O conferencista então pegou um jarro e começou a jogar água dentro do frasco, que absorvia a água, sem transbordar. Deu por encerrada a experiência e disse:

– Bem, o que acabamos de demonstrar?

Um participante respondeu:

– Que não importa o quão cheia esteja nossa agenda; se quisermos, sempre conseguiremos fazer com que caibam outros compromissos.

– Não! – concluiu o especialista. – O que esta lição nos ensina é que, se não colocarmos as pedras grandes primeiro, nunca seremos capazes de colocá-las depois. E quais são as grandes pedras da nossa vida? São nossos filhos, a pessoa amada, nossa família, os amigos, nossos sonhos, nossa saúde. Trabalho, agenda, compromissos sempre encontrarão seu lugar…

Pense nisso!

 

Pastor Nilton Barreto

Não se Pode Agradar a Todos

 

“Ele reserva para os justos a verdadeira sabedoria,

como um escudo para os que caminham em integridade.”

(Provérbios 2.7)

 

Muitas pessoas se comportam de uma forma que, imaginam, agradará a todos. Conheci um gerente que não sabia se agradava a seu diretor ou aos funcionários e, como era de se esperar, terminou perdendo o cargo e o emprego. A situação me fez lembrar a história do homem, do menino e do burro.

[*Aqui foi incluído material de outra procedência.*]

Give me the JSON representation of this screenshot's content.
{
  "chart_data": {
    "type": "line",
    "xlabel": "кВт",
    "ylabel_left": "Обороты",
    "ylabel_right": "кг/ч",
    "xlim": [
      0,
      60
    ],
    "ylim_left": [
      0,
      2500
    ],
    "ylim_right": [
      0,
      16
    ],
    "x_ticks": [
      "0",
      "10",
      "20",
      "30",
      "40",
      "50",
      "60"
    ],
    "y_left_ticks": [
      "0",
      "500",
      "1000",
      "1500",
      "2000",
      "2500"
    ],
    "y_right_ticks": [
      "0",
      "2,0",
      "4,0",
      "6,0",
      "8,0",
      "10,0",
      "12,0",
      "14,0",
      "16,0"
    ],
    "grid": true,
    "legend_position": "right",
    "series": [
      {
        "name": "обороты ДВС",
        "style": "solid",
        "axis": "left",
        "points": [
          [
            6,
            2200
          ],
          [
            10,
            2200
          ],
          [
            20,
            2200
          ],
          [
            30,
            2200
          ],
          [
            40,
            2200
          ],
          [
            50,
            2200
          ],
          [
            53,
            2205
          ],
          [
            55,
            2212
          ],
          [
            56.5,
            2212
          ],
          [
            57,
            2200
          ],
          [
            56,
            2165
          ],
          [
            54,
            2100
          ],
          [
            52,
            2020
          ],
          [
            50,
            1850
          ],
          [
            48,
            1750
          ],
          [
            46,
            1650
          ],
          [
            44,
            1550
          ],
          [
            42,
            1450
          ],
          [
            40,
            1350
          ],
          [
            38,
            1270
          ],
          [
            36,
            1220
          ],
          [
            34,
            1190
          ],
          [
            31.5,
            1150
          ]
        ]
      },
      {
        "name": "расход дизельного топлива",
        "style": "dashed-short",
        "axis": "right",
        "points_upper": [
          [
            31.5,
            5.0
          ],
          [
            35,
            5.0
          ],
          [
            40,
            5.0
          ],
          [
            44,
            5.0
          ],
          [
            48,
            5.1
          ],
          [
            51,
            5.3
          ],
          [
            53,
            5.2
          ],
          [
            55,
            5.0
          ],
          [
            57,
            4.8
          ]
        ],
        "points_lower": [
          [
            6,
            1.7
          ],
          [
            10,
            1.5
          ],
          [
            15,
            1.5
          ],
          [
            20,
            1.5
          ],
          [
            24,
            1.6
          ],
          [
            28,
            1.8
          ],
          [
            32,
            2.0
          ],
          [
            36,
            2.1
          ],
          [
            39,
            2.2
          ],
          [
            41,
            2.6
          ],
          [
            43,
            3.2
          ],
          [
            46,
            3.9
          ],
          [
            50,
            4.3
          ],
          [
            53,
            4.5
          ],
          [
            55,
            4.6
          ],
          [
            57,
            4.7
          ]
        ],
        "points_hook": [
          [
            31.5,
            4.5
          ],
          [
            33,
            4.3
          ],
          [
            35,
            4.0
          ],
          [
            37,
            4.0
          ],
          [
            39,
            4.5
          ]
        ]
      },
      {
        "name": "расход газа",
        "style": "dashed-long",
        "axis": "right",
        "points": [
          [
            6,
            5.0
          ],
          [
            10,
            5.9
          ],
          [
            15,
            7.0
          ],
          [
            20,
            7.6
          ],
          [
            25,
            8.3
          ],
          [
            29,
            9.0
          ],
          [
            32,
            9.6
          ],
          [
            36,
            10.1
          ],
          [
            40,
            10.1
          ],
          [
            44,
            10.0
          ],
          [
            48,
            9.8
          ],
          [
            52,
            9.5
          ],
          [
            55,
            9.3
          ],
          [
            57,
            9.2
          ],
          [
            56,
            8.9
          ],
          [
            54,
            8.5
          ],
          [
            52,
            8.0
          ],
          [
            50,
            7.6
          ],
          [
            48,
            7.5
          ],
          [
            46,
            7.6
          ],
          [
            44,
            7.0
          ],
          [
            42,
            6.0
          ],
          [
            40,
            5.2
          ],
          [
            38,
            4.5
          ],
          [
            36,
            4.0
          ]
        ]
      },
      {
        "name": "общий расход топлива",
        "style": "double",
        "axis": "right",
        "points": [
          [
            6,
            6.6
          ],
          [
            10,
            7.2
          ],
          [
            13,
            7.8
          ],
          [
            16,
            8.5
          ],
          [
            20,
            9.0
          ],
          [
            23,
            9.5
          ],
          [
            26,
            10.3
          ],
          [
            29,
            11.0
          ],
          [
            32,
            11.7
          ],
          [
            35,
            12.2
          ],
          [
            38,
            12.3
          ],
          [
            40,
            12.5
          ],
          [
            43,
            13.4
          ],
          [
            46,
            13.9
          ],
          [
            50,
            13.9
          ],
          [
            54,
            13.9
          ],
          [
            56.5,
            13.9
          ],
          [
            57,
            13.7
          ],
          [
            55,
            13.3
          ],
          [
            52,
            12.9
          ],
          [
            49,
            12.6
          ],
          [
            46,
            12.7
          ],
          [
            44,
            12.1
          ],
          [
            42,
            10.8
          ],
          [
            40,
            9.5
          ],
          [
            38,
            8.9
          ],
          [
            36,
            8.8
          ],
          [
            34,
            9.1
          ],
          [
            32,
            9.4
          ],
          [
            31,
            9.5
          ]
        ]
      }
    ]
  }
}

Um pai andava pelas ruas com seu filho e um jumento. O pai ia montado no animal, enquanto o filho o conduzia, puxando o burrico por uma corda.

– Pobre criança! – exclamou uma pessoa na rua. – Uma criança tão pequena se esforçando tanto! Como pode o pai ficar ali sentado tão calmamente em cima do burro, vendo o menino virar um farrapo de tanto correr.

O pai tomou a sério a observação, desmontou do jumento na esquina seguinte e colocou o menino sobre a sela. Não passou muito tempo, outro passante ergueu a voz para dizer:

– Que absurdo! O pequeno fedelho vai lá sentado como um sultão, enquanto seu velho pai corre ao lado.

Esse comentário magoou o menino, e então ele pediu ao pai que montasse também no burro, às suas costas.

– Onde já se viu uma coisa dessas! – resmungou uma mulher que passava. Tamanha crueldade com os animais! O lombo do pobre jumento já está até envergonhado. Como pode esse velho e seu filho usarem o animal como se ele fosse um sofá? Pobre criatura!

O pai e o filho se entreolharam e, sem dizer uma palavra, desmontaram. Entretanto, mal tinham dado alguns passos, outro estranho fez troça deles:

– Graças a Deus não nasci tão otário assim! Por que vocês dois conduzem esse jumento se ele não lhes presta serviço algum, se nem mesmo serve de montaria para um de vocês?

O pai colocou um punhado de palha na boca do jumento, pôs a mão sobre o ombro do filho e disse:

– Independente do que fazemos, sempre há alguém discordando da nossa atitude. Acho melhor nós mesmos determinarmos o que é correto,  vivermos de acordo com nosso senso de justiça, e pautados na Palavra de Deus.